- Film poster
- Directed by: Carlo Lavagna
- Written by: Damiano Bruè; Fabio Mollo; Vanessa Picciarelli; Tiziana Triana;
- Produced by: Andrea Paris; Matteo Rovere;
- Starring: Mia Threapleton; Lola Petticrew; Saskia Reeves;
- Cinematography: James Mather
- Edited by: Davide Vizzini
- Music by: Michele Braga
- Release date: 21 October 2020 (Rome);
- Running time: 100 minutes
- Country: Italy
- Language: English

= Shadows (2020 film) =

2020 Italian thriller drama film

Shadows is a 2020 Italian thriller drama film directed by Carlo Lavagna.

==Plot==
Alma and Alex are two young girls living with their mother in an abandoned hotel deep within a forest. The woman raised them with the belief that humanity has vanished and that they must survive alone forever. She teaches them about medicinal plants and enforces strict rules, including a prohibition on going outside during the day—she claims the sun could kill them.

Initially, there is harmony between the girls, but as they mature and enter adolescence, they begin to question their mother's rules and their understanding of human civilization and their own sexuality, especially as Alma has her first period.

Secretly, they break into a warehouse their mother forbids them from entering. There, they discover unfamiliar objects, including a phone and a pornographic magazine, which introduce them to concepts of the male body for the first time. As days pass, Alex grows increasingly restless with their mother's control, leading to arguments with Alma, who remains more obedient. Their mother continues to cling to childhood habits, such as writing messages to intercept any surviving humans, while Alex seeks independence and connection beyond their secluded life. Tensions escalate, fueling Alma's nightmares. One morning, Alma believes Alex has left, but in reality, she is still there. Alma leaves the house during the day, provoking her mother’s anger.

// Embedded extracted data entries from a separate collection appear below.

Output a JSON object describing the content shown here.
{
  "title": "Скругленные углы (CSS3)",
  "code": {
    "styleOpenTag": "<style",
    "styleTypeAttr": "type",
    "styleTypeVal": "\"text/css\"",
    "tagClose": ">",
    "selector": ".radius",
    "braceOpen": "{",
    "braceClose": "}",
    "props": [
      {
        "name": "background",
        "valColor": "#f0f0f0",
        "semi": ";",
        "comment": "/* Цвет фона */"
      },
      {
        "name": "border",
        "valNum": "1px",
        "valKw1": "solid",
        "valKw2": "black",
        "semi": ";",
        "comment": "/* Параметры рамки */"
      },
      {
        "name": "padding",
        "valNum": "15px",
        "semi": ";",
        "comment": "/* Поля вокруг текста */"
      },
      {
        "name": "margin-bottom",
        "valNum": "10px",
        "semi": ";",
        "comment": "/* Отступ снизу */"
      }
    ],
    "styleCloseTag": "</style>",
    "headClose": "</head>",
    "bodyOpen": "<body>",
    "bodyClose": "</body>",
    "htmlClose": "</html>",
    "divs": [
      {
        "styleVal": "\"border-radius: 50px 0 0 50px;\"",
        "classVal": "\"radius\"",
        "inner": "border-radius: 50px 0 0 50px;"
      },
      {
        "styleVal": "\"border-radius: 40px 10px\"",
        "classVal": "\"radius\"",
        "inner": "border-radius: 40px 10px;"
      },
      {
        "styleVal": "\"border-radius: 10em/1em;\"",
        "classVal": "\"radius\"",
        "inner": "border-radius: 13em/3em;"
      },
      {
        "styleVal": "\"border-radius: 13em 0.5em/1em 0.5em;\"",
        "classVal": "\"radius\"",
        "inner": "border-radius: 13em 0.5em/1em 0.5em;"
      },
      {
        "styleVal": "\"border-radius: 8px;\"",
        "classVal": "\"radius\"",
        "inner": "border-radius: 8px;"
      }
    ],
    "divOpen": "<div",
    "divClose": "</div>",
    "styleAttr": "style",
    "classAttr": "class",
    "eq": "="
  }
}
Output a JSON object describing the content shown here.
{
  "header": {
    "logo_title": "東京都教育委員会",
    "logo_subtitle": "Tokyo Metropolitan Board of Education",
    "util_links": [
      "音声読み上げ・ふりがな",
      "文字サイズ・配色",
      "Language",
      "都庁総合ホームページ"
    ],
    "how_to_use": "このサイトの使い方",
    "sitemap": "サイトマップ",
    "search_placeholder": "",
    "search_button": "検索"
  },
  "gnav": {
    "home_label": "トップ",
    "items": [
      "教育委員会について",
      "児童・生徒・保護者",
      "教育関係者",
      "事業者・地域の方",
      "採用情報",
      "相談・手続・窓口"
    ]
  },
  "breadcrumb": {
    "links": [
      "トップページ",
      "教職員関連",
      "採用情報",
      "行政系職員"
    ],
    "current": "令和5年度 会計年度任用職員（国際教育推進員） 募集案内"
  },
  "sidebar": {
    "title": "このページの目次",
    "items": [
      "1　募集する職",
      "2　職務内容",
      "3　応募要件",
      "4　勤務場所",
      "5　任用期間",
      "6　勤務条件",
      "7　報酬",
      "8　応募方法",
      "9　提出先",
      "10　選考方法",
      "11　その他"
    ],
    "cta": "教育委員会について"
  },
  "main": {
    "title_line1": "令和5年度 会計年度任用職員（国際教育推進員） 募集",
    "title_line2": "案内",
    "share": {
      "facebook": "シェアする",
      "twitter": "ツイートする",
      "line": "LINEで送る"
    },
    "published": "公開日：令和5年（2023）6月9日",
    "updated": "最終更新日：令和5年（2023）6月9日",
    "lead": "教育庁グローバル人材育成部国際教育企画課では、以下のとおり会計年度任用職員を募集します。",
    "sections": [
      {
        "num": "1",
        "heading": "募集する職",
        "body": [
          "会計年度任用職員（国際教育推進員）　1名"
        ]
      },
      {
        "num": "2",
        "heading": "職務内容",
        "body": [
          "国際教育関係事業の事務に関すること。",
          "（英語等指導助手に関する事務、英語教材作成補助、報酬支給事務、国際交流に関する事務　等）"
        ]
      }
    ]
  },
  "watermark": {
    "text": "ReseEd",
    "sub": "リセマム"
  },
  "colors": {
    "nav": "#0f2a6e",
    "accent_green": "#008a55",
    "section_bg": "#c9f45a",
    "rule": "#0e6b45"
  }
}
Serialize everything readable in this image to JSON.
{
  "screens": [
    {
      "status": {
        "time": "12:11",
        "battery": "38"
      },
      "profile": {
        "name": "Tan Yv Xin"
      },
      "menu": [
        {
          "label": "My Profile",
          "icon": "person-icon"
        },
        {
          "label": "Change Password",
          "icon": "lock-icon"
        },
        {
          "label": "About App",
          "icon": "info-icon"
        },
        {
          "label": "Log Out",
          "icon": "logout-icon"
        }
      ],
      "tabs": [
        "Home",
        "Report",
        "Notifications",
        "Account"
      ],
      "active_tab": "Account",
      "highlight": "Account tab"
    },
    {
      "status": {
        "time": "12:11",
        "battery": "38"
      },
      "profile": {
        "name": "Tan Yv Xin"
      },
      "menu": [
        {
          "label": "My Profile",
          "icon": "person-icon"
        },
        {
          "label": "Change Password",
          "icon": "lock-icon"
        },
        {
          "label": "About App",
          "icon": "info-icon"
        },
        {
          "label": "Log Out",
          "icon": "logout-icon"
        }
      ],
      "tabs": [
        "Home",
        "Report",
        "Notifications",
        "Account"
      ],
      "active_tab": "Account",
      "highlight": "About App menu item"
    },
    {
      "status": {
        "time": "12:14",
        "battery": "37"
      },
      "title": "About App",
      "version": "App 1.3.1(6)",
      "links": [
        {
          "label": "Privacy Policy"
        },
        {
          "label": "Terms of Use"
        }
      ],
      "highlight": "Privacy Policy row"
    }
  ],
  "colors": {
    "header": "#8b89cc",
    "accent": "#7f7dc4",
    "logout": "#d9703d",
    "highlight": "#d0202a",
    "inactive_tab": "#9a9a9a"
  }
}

In the following days, Alex convinces Alma that their mother can no longer be trusted. She urges Alma to send a "message in a bottle" into the black river—the boundary the mother forbids them from crossing. The mother intercepts them and punishes them by locking them in their room. When the door remains sealed for days, the girls team up and escape. They explore the estate, uncovering comforts their mother had hidden from them. Furious, they run away. Later, Alma regrets her decision and wants to return home, prompting an argument with Alex, who then runs off. Frightened, Alma falls and faints. Her mother finds her, treats her foot injury, and brings her back.

As days pass, Alma feels increasingly drained, and her mother becomes more repressive. Alma begins to suspect something is amiss. When she tries to swap her tea with her mother's, her mother falls into a deep sleep, giving Alma the chance to explore outside during the day. This confirms that her mother's stories are false. Upon waking, her mother confronts her, and Alma decides to leave. A fierce struggle ensues, and Alma escapes into the woods. Her mother chases her but falls into a hole, fatally pierced. Before dying, the mother guides Alma toward a path revealing the truth: there, Alma finds Alex, who rescues her from drowning and appears to know what has happened.

They discover an abandoned car, where Alma recalls an accident that happened when she was very young, remembering she was kidnapped by a woman who was not her mother. She realizes she created the alter ego Alex to cope with loneliness. This revelation leaves Alma alone, facing a society she has never truly known.

==Cast==
- Mia Threapleton as Alma
  - Luke Harmon as Alma as a child
- Lola Petticrew as Alex
  - Julia Dillon as Alex as a child
- Saskia Reeves as Mother

==Release==
The film premiered at Rome Film Festival, as part of the "Alice nella città" section, on 21 October 2020. It was expected to be theatrically released on 16 November 2020, but it was delayed due to the second outbreak of the COVID-19 pandemic in Italy. The film was released via pay-per-view channel Sky Primafila Premiere on 19 November 2020.